The recent enactment of Pillar 2 minimum tax legislation in South Korea and the unanimous adoption of the European Union’s (EU’s) Pillar 2 directive, both in December 2022, should make U.S. multinational enterprises (MNEs) take note. Additionally, recent administrative guidance from the Organisation for Economic Co-operation and Development (OECD) issued in February 2023 may be especially useful for U.S. MNEs subject to global intangible low-taxed income (GILTI) and Subpart F inclusions.

With certain exceptions, Pillar 2 sets out a global top-up taxation system that ensures large MNEs pay a minimum effective tax rate of 15% in the jurisdictions in which they operate. Based on the OECD’s latest calculations, the global minimum tax rules are estimated to result in annual global revenue gains of around $220 billion, or 9% of global corporate income tax revenue.

Although the United States has not yet enacted legislation implementing Pillar 2, other OECD members have committed to enact legislation during 2023 that generally would take effect beginning in 2024. Large MNEs with operations in any jurisdiction that adopts the rules will likely be subject to the minimum tax provisions regardless of whether the United States fully adopts its own Pillar 2 legislation. This article discusses the general principles of Pillar 2 and highlights actions that U.S. MNEs should consider taking now to assess the potential impact of Pillar 2.

Recent developments

In December 2022, South Korea enacted new global minimum tax rules, and the EU unanimously adopted a directive to implement Pillar 2. Other countries have indicated that they plan to adopt Pillar 2 rules this year, including Australia, Canada, India, Japan, and the United Kingdom.
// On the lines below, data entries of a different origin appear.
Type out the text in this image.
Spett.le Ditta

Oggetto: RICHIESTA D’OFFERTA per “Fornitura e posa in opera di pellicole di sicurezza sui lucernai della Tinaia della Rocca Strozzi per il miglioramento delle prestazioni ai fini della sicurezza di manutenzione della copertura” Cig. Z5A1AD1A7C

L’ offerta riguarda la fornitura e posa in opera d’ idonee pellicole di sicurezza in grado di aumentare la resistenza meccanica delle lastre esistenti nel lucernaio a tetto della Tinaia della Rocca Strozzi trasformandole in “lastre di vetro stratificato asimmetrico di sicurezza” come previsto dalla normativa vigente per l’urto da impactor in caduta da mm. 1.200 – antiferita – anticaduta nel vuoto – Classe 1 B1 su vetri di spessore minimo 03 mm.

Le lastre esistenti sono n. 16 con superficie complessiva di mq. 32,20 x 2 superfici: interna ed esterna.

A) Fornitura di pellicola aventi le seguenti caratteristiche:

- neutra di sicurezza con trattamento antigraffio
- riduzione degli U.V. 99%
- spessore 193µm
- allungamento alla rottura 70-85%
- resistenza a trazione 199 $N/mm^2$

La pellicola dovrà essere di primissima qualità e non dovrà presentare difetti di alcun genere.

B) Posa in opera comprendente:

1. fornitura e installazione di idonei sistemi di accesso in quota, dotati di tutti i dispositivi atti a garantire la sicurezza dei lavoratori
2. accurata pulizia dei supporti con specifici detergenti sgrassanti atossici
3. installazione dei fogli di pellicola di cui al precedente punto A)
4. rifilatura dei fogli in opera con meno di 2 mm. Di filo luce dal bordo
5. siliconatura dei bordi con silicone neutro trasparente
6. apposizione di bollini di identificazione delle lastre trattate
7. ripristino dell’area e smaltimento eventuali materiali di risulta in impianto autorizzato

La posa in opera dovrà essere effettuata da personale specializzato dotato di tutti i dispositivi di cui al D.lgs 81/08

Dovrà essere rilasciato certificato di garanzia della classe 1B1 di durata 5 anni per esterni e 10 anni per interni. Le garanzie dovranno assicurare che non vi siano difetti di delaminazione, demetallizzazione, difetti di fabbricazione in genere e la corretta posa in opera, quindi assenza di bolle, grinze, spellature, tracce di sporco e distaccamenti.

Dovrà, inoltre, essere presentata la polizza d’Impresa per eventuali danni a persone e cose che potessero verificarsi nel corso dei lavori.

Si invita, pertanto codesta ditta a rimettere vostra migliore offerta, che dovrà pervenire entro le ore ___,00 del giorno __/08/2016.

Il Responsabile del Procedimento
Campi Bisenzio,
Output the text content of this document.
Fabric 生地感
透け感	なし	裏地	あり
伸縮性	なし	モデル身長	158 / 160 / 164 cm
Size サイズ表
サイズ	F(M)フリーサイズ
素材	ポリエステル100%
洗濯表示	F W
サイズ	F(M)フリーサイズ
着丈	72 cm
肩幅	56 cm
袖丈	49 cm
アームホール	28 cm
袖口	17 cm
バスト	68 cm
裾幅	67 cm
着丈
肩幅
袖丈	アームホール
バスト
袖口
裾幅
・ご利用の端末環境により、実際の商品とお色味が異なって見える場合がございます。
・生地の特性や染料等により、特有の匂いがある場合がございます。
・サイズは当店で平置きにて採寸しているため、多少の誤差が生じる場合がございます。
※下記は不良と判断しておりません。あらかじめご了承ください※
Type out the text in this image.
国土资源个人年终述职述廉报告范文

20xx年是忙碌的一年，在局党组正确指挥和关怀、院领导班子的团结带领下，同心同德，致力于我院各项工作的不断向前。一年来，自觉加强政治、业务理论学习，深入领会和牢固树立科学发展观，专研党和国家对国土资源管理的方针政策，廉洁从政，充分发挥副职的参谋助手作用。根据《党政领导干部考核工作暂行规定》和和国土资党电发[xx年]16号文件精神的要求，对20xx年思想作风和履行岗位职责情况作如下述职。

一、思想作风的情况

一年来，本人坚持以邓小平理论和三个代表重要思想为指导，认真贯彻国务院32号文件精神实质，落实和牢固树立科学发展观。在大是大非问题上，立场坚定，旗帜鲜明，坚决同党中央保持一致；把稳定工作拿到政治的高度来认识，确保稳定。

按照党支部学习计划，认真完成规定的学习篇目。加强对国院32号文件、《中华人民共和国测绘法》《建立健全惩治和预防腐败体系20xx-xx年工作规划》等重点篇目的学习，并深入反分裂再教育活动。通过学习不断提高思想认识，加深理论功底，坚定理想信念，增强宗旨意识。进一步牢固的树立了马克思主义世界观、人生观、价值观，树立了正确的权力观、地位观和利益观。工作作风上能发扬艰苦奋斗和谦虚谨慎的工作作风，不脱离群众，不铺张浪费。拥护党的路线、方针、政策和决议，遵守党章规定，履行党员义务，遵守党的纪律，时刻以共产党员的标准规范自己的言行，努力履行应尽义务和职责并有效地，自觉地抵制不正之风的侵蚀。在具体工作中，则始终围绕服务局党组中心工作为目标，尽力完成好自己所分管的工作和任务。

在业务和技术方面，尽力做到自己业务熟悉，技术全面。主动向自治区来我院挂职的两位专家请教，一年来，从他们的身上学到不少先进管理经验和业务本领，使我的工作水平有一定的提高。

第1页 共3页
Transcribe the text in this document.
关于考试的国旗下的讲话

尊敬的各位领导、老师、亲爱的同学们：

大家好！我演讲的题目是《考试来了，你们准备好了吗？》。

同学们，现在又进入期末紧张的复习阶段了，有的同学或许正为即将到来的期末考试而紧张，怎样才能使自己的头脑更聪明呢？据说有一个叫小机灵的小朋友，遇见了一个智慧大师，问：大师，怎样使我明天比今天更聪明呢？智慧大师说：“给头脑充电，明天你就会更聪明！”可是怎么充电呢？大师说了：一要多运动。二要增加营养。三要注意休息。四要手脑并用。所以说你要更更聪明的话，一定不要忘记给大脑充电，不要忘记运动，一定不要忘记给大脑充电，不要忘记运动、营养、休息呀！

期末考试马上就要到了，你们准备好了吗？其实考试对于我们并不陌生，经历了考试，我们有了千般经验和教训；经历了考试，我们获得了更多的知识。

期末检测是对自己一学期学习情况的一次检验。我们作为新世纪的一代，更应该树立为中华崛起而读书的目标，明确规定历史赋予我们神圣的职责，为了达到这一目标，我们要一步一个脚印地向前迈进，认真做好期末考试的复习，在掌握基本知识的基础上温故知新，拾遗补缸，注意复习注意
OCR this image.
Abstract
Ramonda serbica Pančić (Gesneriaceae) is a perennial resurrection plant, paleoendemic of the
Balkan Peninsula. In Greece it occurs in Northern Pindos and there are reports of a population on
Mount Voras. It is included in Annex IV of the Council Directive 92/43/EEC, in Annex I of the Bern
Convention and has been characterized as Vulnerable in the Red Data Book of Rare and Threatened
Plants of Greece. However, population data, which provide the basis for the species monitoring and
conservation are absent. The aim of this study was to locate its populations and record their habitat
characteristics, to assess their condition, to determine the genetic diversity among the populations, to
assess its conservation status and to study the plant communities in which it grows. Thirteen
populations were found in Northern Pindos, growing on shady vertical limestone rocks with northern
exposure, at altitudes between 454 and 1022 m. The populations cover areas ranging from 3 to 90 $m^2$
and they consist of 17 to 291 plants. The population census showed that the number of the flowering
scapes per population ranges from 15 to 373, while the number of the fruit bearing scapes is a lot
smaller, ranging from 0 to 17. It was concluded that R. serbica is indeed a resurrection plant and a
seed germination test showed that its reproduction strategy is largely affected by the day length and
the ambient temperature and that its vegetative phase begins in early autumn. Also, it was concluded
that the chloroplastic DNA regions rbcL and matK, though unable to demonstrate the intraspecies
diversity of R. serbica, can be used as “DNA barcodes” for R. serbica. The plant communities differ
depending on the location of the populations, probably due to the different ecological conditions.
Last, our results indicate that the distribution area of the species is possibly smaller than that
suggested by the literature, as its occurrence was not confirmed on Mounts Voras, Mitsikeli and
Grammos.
The Pillar 2 rules generally would take effect for accounting periods commencing on or after Dec. 31, 2023, and Jan. 1, 2024, for the EU and South Korea, respectively. Although MNEs have until the end of the current calendar year before any Pillar 2 legislation takes effect, there may be financial statement disclosure requirements in 2023 for applicable MNEs. As a result, preparing for the new rules in the coming months may entail a considerable degree of complexity.

Pillar 2 goals and scope

The Pillar 2 initiative aims to create a global framework that achieves a level of tax equity by ensuring that large MNEs pay a minimum of 15% corporate tax on the income generated in the jurisdictions in which they operate, unless an exception applies.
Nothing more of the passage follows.